Exception transparency

Alex Buckley alex.buckley at oracle.com
Thu Jun 10 16:13:55 PDT 2010


On 6/10/2010 3:50 PM, Rémi Forax wrote:
> Please, I don't want to explain why //1 and //2 aren't equivalent.
> 
> class Test {
>   static<E extends Exception>  E test(E e1, E e2) {
>     return (Math.random()<  0.5)? e1: e2;
>   }
> 
> 
>   static<E extends Exception>  void test(E e1, E e2) throws E {
>     throw (Math.random()<  0.5)? e1: e2;
>   }
> 
>   public void main(String[] args) {
>     throw test1(new A(), new B());   //1
> 
>     test2(new A(), new B());  //2
>   }
> }

A throws clause is already implicitly understood as disjunctive.
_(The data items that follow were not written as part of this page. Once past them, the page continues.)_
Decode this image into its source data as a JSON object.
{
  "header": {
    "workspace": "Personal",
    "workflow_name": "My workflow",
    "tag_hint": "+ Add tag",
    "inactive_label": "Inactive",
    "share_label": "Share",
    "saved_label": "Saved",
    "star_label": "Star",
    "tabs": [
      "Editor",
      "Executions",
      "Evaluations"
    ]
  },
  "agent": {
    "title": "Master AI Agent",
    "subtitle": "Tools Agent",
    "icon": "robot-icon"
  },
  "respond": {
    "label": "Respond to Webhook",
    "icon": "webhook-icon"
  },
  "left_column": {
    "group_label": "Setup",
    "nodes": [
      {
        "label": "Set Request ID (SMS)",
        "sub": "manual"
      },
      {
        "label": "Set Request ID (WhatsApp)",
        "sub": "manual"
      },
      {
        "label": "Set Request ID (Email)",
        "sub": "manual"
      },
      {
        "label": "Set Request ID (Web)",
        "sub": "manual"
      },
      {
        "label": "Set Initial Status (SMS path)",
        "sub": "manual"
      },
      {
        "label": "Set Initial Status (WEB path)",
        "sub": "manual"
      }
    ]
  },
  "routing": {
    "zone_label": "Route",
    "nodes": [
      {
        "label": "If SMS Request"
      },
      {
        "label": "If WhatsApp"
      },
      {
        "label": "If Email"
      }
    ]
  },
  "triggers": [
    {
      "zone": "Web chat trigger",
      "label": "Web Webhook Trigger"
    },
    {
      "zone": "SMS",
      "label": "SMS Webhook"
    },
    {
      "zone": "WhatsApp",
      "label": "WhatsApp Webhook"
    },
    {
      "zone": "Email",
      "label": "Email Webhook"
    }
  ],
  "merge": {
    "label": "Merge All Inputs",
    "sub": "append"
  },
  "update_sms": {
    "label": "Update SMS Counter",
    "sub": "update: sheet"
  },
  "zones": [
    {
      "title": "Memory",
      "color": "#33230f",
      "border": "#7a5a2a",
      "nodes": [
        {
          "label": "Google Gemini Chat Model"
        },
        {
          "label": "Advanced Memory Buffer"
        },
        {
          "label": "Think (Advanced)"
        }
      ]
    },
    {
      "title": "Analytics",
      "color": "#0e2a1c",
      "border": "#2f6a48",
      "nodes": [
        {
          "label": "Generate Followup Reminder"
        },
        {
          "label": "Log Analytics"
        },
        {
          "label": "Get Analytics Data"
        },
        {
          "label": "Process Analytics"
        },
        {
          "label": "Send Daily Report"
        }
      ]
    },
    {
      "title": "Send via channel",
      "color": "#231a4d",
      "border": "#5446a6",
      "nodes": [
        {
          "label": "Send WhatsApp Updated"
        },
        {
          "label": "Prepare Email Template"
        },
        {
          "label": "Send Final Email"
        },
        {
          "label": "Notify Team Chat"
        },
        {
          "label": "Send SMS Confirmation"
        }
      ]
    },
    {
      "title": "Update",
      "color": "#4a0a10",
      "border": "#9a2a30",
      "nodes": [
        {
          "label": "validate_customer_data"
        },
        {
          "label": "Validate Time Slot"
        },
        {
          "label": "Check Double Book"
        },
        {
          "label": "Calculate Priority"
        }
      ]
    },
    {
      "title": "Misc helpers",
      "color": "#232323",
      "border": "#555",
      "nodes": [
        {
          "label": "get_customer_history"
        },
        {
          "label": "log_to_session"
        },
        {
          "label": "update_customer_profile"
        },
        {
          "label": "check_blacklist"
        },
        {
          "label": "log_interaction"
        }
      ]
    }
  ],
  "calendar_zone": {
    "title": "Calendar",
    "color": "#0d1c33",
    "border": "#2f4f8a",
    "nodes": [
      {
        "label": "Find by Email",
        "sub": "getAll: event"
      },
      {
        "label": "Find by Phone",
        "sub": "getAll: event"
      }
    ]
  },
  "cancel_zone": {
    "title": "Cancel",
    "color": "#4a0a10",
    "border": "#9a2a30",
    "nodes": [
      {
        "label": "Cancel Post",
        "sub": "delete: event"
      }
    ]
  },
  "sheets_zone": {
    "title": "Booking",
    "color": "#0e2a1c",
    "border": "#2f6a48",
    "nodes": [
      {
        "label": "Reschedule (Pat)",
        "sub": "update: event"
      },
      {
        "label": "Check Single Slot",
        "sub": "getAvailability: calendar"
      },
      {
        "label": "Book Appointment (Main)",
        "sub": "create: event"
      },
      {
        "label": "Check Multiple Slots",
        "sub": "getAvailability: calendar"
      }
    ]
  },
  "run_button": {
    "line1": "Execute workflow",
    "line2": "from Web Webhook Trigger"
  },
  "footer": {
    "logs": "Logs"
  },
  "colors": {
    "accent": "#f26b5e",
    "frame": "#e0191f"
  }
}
No-one 
is surprised if you say a method "throws A or B". That's what 'void 
test' as invoked by //2 _should do_.

People _will_ be surprised if you say the 'E test' method "returns A or 
B". For this reason, an exception type parameter that may be inferred as 
disjunctive may only be used as a type argument or in a throws or catch 
clause; your E is a bare return type.

Currently we're thinking that E is _not_ an exception type parameter; 
it's a normal type parameter that would continue to be inferred as 
Exception for //1. Declare '<throws E extends Exception>' to get proper 
disjunctive inference, but then you can only throw, not return, E.

Obviously we would be better off if type parameters that extend checked 
exception types had not been allowed when generics came in.